Так была бледна она, так взволнована, что казалось Павлику, — она лишится чувств. Он всего ожидал, только не этого. Павел думал, что Тася встретит его печальным и торжественным холодом, с вежливым равнодушием или презрением, таящим тень злорадства над его горем, ведь теперь о н приходил к ней, не она, а он, когда-то ее отвергший, он, который теперь страдал и мучился, над этим можно было посмеяться, и вот вместо этого перед ним лицо поникшее, испуганное, таящее мольбу и немую просьбу, и отказ, и привет, и ласковость девственного сердца, и щемящую безысходную боль. Слитные тени волнения, страха, смущения и покорности взвеяли перед Павликом, когда подняла она свое лицо. Все было в ней прежде, вся она прежняя, единая и вечная любовь, те же глаза, те же волосы, то же единственное обаяние непорочности, то же счастье, только отныне и до века утраченное им. «Больно!» — вспыхнуло в душе Павлика; может быть, он пошатнулся, а может быть, только двинулся, только теперь в руке его оказалась узкая девичья рука, та, которую он держал всего раз в жизни — раньше, много лет раньше, зимней рождественской новогодней ночью, когда впервые он встретился с ней.

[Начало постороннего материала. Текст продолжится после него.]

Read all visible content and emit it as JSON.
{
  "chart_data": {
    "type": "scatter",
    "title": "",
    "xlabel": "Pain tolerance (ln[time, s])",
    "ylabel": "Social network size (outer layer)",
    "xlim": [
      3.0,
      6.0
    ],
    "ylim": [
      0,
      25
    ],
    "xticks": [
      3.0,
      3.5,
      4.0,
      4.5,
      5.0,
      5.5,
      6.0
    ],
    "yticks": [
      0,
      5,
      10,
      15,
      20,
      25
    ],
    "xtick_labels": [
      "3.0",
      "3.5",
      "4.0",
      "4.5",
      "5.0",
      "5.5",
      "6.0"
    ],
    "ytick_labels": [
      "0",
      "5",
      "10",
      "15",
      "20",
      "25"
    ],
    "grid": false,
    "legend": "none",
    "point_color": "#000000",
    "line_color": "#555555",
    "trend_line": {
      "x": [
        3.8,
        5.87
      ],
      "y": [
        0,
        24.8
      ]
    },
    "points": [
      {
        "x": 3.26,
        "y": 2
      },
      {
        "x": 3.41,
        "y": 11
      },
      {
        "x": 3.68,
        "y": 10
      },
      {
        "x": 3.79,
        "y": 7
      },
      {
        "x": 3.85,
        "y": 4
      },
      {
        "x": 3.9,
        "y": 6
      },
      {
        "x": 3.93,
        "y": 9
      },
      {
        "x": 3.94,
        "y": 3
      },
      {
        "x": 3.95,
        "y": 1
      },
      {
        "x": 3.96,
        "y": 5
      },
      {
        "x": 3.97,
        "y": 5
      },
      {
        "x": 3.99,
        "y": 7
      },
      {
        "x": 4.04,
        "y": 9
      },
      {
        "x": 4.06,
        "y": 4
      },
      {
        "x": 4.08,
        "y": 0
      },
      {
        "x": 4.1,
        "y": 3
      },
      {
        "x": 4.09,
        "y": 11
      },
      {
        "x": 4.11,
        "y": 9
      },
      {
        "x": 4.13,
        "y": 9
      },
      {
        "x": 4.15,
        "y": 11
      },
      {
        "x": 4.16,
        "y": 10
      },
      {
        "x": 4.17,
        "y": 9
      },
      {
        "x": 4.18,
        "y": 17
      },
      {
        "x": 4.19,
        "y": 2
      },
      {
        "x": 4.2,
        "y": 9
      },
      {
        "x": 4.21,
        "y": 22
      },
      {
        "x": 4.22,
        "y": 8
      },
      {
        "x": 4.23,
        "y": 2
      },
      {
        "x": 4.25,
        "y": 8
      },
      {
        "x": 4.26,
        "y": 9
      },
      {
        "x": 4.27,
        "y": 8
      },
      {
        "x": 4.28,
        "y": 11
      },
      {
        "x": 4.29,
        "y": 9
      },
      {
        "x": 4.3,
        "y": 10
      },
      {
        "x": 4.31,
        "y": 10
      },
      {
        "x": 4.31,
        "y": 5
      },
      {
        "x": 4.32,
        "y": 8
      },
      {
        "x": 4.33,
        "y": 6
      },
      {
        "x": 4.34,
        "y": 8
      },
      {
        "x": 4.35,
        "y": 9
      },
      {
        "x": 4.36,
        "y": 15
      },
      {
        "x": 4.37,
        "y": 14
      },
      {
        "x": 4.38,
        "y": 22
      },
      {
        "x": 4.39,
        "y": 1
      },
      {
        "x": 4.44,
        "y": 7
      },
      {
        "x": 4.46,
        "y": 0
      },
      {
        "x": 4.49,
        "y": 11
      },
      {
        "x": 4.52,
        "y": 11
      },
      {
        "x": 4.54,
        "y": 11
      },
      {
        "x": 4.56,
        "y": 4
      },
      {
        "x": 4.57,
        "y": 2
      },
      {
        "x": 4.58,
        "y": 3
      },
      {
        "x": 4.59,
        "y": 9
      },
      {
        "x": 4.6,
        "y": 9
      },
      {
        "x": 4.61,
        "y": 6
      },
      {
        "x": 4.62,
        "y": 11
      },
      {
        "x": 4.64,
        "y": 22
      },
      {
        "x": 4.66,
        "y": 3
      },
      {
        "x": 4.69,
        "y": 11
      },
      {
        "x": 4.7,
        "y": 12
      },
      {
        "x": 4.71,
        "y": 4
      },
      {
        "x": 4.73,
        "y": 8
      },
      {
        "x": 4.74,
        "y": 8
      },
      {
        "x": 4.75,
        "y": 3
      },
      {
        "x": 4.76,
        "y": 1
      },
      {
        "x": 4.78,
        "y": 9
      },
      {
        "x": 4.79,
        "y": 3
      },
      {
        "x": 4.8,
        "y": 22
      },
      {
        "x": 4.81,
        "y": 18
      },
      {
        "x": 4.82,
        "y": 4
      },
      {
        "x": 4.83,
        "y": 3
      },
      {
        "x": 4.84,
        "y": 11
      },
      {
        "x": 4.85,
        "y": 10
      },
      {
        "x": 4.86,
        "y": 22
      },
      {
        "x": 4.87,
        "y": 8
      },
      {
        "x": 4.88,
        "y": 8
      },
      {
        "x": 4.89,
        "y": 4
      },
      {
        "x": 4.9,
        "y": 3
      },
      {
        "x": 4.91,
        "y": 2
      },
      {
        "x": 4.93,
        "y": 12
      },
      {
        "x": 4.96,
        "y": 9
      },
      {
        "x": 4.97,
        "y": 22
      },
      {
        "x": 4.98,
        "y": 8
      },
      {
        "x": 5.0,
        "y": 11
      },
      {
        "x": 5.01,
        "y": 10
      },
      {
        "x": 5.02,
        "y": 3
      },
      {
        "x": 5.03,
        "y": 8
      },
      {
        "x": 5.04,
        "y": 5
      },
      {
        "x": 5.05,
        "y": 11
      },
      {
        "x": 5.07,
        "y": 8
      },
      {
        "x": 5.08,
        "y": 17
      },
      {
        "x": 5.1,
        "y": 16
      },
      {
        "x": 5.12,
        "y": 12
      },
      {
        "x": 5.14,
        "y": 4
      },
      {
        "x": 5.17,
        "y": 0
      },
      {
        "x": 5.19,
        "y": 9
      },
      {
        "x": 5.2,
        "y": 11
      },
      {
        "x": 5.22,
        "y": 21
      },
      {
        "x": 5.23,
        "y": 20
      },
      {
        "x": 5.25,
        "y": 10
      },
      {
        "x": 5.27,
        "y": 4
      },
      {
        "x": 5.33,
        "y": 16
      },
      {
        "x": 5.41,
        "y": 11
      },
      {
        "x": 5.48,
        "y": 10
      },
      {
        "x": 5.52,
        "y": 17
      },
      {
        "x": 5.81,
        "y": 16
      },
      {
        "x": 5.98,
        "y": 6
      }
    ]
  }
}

Теперь он понял, что они поздоровались. Это так и было, так всегда полагалось, так заведено исстари, что когда двое знакомых встречаются, они подают друг другу руки, ничего особенного, ничего мистического во всем этом не было; молодой студент, молодой писатель Ленев встретил на оперном спектакле свою хорошую знакомую мадам Кингслей, они подали друг другу руки, поздоровались и теперь должны спрашивать о здоровье, говорить о театре, о певцах, о погоде.
И, точно повинуясь седому тысячелетнему приказу, отстраняется Павлик от той единой, которою жила и будет жить душа его, от той единственной, и говорит вежливо, прилично, как полагается воспитанным людям:
— Такая неожиданная встреча, Татьяна… Николаевна?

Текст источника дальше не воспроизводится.